1. In SmartConsole, go to the Security Policies view > Threat Prevention > Profiles > double-click a profile > Mail > General > make sure that Enable MTA Live Monitoring is selected.
2. In SmartConsole, go to the Logs & Monitor view.
3. Click the + sign to open a new tab.
4. At the bottom left corner, click SmartView.

   SmartView opens.

5. Click the + sign to open a new tab.
6. In the navigation tree at the top left corner, select Views.
7. Select the relevant MTA Monitoring view from the list.

The views are based on logs that are updated with each email status change. You can change the time frame of the views in the upper left corner of the MTA Live Monitoring page. You can customize the views, create new widgets and export the views to Excel/PDF.

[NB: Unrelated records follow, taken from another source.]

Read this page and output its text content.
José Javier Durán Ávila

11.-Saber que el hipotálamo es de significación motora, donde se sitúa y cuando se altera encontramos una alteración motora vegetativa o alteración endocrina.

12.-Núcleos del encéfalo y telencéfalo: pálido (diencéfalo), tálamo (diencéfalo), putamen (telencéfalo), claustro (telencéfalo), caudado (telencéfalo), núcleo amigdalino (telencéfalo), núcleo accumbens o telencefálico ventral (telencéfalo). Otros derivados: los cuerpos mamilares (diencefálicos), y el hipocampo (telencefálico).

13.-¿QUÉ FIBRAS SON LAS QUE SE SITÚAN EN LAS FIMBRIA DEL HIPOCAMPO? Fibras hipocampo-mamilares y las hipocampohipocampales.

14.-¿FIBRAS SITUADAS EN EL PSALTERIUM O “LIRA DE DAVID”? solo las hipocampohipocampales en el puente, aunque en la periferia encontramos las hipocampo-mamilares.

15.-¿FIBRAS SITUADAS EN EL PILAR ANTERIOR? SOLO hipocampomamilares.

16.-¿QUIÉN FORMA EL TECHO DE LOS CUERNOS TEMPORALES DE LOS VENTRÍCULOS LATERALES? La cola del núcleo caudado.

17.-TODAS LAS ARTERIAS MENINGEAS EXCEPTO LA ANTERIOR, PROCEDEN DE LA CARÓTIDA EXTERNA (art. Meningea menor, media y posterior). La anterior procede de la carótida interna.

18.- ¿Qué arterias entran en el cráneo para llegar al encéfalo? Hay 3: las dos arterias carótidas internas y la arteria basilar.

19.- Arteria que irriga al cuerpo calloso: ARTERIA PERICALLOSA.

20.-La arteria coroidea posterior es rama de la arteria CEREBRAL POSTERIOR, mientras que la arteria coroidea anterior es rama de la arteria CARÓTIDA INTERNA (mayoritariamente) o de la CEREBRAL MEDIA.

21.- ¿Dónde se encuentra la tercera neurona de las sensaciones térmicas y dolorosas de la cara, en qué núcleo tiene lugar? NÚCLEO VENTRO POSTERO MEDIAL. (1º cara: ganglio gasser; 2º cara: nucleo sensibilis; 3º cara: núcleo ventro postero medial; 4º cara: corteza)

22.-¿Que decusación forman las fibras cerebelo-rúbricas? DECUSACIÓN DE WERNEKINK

Here is a description of each one of the new views:

• MTA Live Monitoring - Shows the current status of the email traffic which passed through the MTA in the selected time frame.

  The left side shows the distribution of the emails in queue in a graph and a table. If you right-click the Action column in the table, you can do these actions on the email:

  • Retry - Try to handle the email again
  • Drop - Delete the email
  • Bypass - Do not perform the security inspection and send the email to the next hop

  The right side shows these views for the selected time frame:

  • Statistical information on the number of emails in the queue.
  • The number of emails delivered.
  • Email Status - a diagram which shows a distribution of the email traffic which passed through the MTA, based on these statuses:
    • Bounced - The MTA sent the Emails back to the sender.
    • Deferred - A temporary failure occurred. The MTA will retry to perform the applicable action again.
    • Dropped - The MTA did not transfer the emails to the next hop.
    • Skipped - The MTA bypassed the emails. No enforcement was performed.

    When you click a column in the diagram, a window opens with a list of the logs that the column is based on.

• MTA Overview - This view shows statistical data on the email traffic which passed through the MTA in 3 timelines:
  • Emails by Status Timeline.
  • Email Content Timeline.
  • Emails in Queue Timeline.

  You can use compare the 3 timelines to identify trends in email traffic and analyze the root cause for all kinds of situations. For example, if the emails in queue timeline shows many emails in the queue at a certain point in time, you can look at the other timelines to check the possible reasons for this. If the content timeline shows many emails with links and attachments at the same point in time, this could explain it, because they take longer to scan.

• MTA Troubleshooting

  This view shows the causes of failure and the number of failures for each cause. For example: too many parallel requests for scanning or exceeded operation timeout.

  The most common failure timeline shows the X top failures. The default is 5.

  The Email Failure timeline shows all failures.